Non accennano a diminuire i bombardamenti in corso nella guerra in Ucraina e Zelensky accusa Putin di voler distruggere gli ucraini con oscurità e gelo. Inoltre, nella giornata odierna si commemorano le vittime del genocidio dell’Holodomor, risalente al 1932-1933, con Stalin al potere in Russia. L’evento è stato ricordato dal presidente Zelensky: “Una volta volevano distruggerci con la fame, ora con l’oscurità ed il freddo”. Il parallelo con i giorni nostri non è difficile da condurre: la capitale Kiev conta ancora oltre 130mila persone al buio e le temperature in Ucraina iniziano a farsi sempre più rigide; se nel 1932-33 a mancare era principalmente il cibo, ora è il turno di luce e riscaldamento.
Guerra in Ucraina: le dichiarazioni di Zelensky su Putin riprese anche dalla premier Meloni
Sul tema è intervenuta anche la premier Meloni, che ha ribadito il supporto verso l’Ucraina ed ha attaccato gli attacchi russi verso obiettivi civili:
Il pensiero va ai milioni di ucraini, in gran parte anziani e bambini, privati in pieno inverno di elettricità, acqua e riscaldamento dai bombardamenti russi che si accaniscono volutamente sulle infrastrutture civili.

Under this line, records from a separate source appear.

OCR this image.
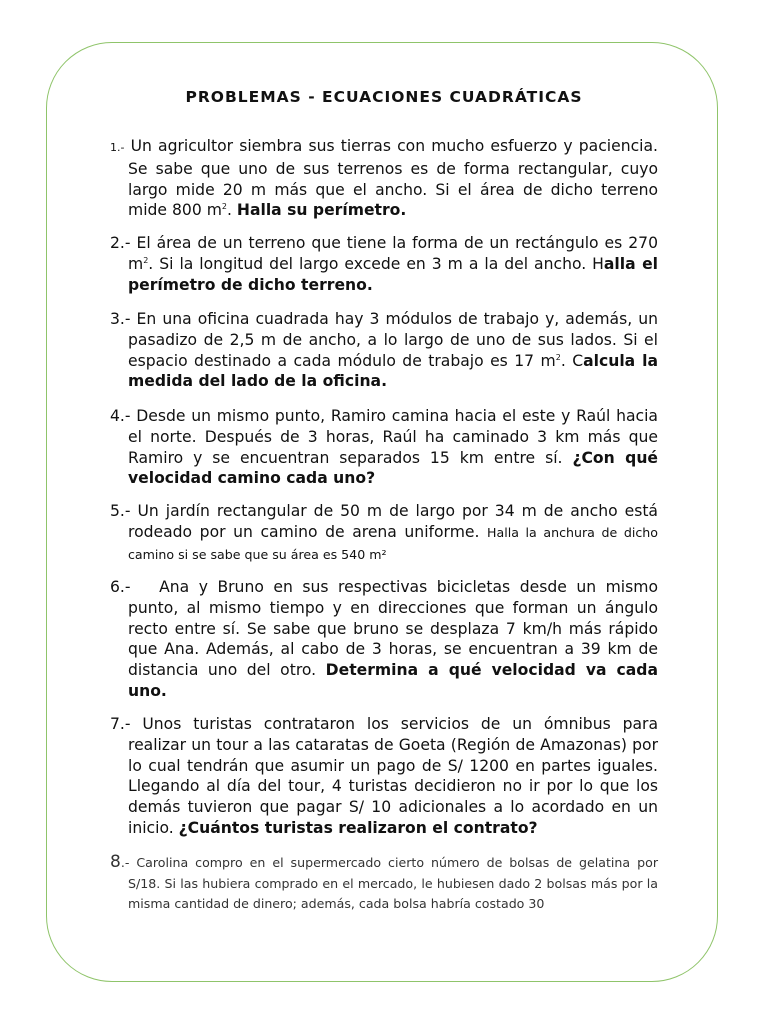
PROBLEMAS - ECUACIONES CUADRÁTICAS

1.- Un agricultor siembra sus tierras con mucho esfuerzo y paciencia. Se sabe que uno de sus terrenos es de forma rectangular, cuyo largo mide 20 m más que el ancho. Si el área de dicho terreno mide 800 $m^2$. Halla su perímetro.

2.- El área de un terreno que tiene la forma de un rectángulo es 270 $m^2$. Si la longitud del largo excede en 3 m a la del ancho. Halla el perímetro de dicho terreno.

3.- En una oficina cuadrada hay 3 módulos de trabajo y, además, un pasadizo de 2,5 m de ancho, a lo largo de uno de sus lados. Si el espacio destinado a cada módulo de trabajo es 17 $m^2$. Calcula la medida del lado de la oficina.

4.- Desde un mismo punto, Ramiro camina hacia el este y Raúl hacia el norte. Después de 3 horas, Raúl ha caminado 3 km más que Ramiro y se encuentran separados 15 km entre sí. ¿Con qué velocidad camino cada uno?

5.- Un jardín rectangular de 50 m de largo por 34 m de ancho está rodeado por un camino de arena uniforme. Halla la anchura de dicho camino si se sabe que su área es 540 m²

6.-   Ana y Bruno en sus respectivas bicicletas desde un mismo punto, al mismo tiempo y en direcciones que forman un ángulo recto entre sí. Se sabe que bruno se desplaza 7 km/h más rápido que Ana. Además, al cabo de 3 horas, se encuentran a 39 km de distancia uno del otro. Determina a qué velocidad va cada uno.

7.- Unos turistas contrataron los servicios de un ómnibus para realizar un tour a las cataratas de Goeta (Región de Amazonas) por lo cual tendrán que asumir un pago de S/ 1200 en partes iguales. Llegando al día del tour, 4 turistas decidieron no ir por lo que los demás tuvieron que pagar S/ 10 adicionales a lo acordado en un inicio. ¿Cuántos turistas realizaron el contrato?

8.- Carolina compro en el supermercado cierto número de bolsas de gelatina por S/18. Si las hubiera comprado en el mercado, le hubiesen dado 2 bolsas más por la misma cantidad de dinero; además, cada bolsa habría costado 30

Su Twitter è inoltre presente la dichiarazione del ministro degli Esteri ucraino, Dmitro Kuleba, in relazione all’Holodomor:
Novanta anni fa, Stalin usò la fame come arma per far morire milioni di ucraini. Accendete una candela stasera per commemorare le vittime del genocidio dell’Holodomor del 1932-1933 e delle carestie artificiali di massa del 1921-1922 e del 1946-1947. Siamo sopravvissuti allora e non ci arrenderemo o ci abbatteremo oggi.
Nel frattempo, non giungono buone notizie dal territorio russo. Il sito indipendente iStories snocciola alcuni numeri circa il numero di soldati morti attesi dal Cremlino entro i primi mesi del prossimo anno, citando fonti dei servizi russi: circa 100mila. Un numero ancora più grande è quello dei coscritti che, sempre secondo iStories, il ministero della Difesa russo è pronto a stanziare in Ucraina: circa 120mila. Sarebbe questa la ragione per cui il decreto di mobilitazione attualmente in vigore in Russia non sia ancora stato revocato.